In an indication-that capital flows to Latin America may have peaked, Latin bond issues over the first nine months of 1994 totaled only $11.5 billion. down 33% compared with $17.2 billion during the same period of 1993.
Latin American bond issues are expected to total $16 billion for the full year, or 40% less than the $26.3 billion last year, according to West Merchant Bank Ltd., London.
These figures are particularly important to U.S. money center banks, which are major underwriters and distributors of Latin securities. In the first few years of the 1990s, large North American banks increased their tending to the region.
Net capital inflows to Latin America rose from $25 billion in 1990 to $43 billion in 1991, $64 billion in 1992, and $69 billion in 1993.
But rising interest rates in industrial countries and concern over political developments have dampened investment in 1994, while tepid market conditions have slowed the issue of Latin securities, according to a report by the Group of 30, a Washington, D.C.-based think tank.
The study, released earlier this month, notes that capital flows to the area appear to be improving more recently but warns that financial market and political volatility could again upset any improvement.
"Investors, both local and foreign, will be attracted to those countries that have implemented and continue to implement basic structural economic reforms," said William R. Rhodes. vice chairman of Citicorp and co-chairman of the Group of 30 committee responsible for the report.

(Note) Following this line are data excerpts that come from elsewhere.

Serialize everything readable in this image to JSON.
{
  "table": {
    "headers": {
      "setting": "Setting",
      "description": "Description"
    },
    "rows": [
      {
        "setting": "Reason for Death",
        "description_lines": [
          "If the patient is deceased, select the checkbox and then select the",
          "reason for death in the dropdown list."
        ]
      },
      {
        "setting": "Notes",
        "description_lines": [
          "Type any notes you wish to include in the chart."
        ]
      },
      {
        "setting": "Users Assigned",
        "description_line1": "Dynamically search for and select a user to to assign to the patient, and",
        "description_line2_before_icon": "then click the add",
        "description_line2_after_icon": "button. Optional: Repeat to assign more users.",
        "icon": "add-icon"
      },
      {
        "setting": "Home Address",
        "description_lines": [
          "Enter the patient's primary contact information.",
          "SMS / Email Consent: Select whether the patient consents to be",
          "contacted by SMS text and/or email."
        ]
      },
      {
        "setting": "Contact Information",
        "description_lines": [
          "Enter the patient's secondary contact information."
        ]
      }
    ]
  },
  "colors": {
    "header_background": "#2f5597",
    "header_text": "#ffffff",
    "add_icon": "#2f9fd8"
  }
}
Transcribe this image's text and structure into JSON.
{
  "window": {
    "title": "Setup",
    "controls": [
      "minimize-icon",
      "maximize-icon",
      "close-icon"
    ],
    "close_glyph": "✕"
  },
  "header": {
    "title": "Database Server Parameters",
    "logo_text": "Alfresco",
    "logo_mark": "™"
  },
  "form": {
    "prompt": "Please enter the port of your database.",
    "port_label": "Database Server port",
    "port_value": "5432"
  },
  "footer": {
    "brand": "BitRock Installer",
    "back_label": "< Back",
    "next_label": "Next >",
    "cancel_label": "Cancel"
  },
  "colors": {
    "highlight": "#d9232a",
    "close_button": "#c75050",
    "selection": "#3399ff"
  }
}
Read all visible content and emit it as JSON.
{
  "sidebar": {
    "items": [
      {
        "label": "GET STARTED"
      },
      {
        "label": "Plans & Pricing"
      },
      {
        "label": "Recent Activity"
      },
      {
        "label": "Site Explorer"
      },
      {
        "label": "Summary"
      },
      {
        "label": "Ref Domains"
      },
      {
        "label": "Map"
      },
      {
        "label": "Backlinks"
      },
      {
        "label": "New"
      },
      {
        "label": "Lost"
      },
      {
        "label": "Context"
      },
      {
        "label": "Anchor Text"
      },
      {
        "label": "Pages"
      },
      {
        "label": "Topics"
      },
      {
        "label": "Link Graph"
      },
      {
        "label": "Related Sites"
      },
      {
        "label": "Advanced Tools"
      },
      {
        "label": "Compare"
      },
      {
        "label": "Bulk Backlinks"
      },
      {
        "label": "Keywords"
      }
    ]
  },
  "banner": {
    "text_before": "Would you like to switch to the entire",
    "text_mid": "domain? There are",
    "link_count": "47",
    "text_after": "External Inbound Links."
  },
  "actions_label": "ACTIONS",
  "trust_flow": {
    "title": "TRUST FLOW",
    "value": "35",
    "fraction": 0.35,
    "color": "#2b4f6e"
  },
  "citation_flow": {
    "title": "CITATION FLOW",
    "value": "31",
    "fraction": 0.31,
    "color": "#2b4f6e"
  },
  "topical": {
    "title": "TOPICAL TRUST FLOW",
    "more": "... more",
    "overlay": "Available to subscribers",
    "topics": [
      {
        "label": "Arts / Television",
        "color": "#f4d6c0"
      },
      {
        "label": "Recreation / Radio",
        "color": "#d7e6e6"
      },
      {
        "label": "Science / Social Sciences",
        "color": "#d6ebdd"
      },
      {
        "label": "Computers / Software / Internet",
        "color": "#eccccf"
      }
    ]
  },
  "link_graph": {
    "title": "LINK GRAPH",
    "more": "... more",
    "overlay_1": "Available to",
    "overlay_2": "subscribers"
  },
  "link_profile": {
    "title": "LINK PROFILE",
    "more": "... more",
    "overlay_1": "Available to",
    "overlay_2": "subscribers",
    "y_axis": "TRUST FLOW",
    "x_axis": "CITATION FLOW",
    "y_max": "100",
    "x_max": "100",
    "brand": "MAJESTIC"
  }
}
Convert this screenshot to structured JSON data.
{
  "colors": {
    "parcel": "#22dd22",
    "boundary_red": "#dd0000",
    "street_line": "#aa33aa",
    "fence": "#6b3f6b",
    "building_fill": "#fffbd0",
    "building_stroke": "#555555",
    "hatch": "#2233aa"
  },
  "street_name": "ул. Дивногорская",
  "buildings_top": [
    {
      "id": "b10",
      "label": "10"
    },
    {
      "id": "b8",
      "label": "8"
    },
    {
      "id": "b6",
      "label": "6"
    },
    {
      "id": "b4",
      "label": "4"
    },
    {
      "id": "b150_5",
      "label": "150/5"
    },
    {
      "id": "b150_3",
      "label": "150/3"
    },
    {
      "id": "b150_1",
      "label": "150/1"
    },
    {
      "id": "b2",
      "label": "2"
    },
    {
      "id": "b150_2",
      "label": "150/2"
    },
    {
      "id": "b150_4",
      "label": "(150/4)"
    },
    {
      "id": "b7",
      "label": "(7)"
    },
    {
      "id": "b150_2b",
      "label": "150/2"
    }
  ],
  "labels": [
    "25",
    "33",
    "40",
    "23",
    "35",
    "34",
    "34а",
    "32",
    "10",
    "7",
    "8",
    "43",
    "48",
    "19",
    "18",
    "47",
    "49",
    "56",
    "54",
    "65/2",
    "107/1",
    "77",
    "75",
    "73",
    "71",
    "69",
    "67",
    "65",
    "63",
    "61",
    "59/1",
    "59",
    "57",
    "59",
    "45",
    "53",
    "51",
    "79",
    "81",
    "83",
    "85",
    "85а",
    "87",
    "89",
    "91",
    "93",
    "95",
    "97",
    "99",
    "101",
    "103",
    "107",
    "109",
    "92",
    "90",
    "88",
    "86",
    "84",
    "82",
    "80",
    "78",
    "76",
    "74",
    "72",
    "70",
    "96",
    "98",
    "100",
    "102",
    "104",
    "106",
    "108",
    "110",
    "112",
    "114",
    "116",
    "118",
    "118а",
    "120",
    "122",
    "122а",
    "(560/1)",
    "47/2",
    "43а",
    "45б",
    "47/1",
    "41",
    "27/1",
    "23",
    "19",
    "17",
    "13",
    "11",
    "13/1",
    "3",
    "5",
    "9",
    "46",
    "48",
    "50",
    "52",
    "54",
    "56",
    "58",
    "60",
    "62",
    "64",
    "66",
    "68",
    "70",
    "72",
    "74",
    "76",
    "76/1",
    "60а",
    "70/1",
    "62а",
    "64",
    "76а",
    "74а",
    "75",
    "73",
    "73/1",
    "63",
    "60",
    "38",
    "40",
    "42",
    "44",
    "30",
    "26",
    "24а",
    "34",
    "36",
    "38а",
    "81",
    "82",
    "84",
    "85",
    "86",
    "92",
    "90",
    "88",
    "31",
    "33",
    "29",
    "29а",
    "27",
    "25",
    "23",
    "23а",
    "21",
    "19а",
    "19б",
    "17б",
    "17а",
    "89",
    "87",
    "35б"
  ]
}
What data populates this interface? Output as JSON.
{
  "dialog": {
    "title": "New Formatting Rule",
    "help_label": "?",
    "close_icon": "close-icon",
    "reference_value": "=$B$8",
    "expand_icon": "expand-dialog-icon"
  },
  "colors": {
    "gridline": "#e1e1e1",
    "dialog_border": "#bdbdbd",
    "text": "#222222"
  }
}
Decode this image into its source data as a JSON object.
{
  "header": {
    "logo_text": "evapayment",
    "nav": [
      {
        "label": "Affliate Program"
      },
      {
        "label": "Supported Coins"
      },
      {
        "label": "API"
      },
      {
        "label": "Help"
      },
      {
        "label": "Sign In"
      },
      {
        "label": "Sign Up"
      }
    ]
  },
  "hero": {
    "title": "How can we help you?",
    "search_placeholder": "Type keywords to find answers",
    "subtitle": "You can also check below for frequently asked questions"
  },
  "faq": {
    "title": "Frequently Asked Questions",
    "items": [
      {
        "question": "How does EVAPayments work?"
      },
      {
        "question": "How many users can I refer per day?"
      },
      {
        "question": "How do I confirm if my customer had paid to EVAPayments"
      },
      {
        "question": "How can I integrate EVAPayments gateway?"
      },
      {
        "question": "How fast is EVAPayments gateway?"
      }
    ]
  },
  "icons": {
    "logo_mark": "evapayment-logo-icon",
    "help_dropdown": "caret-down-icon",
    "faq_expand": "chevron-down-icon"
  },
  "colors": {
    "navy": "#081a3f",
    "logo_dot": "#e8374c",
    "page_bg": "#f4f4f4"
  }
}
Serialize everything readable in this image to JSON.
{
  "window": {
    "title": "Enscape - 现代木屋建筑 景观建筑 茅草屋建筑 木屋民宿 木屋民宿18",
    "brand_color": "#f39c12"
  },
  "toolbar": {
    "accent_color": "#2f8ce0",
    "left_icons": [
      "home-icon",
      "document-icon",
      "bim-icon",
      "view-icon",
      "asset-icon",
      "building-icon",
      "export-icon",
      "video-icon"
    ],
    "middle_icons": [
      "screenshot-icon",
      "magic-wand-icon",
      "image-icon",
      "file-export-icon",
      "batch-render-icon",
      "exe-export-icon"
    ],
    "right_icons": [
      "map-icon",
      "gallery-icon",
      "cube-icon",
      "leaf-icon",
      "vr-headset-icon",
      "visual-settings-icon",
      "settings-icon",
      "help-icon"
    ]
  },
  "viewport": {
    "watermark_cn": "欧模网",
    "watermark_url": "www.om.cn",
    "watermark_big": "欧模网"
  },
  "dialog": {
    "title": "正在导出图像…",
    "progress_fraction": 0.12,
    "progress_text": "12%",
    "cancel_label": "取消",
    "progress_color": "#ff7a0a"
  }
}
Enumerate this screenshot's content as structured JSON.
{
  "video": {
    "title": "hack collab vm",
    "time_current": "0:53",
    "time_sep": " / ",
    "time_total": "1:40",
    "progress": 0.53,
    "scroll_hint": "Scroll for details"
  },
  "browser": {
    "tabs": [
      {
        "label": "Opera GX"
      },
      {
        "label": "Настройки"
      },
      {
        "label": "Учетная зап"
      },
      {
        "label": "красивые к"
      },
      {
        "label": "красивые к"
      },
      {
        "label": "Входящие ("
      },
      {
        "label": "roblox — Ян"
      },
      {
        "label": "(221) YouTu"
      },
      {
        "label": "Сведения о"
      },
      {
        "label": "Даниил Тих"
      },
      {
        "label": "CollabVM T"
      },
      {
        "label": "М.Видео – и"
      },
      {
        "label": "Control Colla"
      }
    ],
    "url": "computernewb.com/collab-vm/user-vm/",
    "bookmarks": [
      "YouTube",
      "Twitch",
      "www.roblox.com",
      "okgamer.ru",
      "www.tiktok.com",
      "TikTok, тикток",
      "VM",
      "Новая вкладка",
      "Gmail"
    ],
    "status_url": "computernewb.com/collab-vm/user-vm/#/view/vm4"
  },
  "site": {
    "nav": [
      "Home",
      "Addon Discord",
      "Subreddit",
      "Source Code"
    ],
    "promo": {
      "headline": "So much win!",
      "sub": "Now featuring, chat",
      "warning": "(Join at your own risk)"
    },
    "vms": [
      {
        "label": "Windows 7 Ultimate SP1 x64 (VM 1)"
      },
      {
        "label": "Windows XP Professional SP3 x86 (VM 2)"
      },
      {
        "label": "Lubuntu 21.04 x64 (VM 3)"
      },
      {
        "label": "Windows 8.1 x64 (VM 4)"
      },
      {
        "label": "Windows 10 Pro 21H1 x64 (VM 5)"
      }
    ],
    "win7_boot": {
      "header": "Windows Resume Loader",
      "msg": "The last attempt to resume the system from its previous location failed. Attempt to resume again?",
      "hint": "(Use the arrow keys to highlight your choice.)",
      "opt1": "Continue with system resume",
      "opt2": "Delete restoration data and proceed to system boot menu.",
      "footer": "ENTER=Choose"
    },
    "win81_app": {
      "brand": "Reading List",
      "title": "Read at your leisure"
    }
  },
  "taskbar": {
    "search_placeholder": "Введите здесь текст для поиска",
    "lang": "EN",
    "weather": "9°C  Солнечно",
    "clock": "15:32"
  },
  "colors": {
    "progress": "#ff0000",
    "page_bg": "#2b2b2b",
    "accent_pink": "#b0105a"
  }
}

According to recently released Federal Reserve Board data. U.S. banks have, over the 12 months ended March 31, boosted lending to Argentina to $8.6 billion, a 23% improvement over the same period the previous year. Lending to Mexico increased 11% to $18.7 billion, while loans to Brazil were up 8% to $12.5 billion. Volume to Chile was up 11% to $5.1 billion.
The report makes five recommendations for Latin American governments and their trading partners, aimed at supporting foreign and domestic capital flows:
* Central banks should be independent and pursue domestic price stability.
* Domestic financial sector reform should be undertaken, including the adoption of accounting and disclosure requirements, setting up pension, insurance, and mutual funds, and developing longer maturity bonds.
* Domestic savings and investments need to be raised from current low levels.
* Foreign exchange should be deregulated.
* Industrialized countries should lower remaining barriers to trade with Latin countries.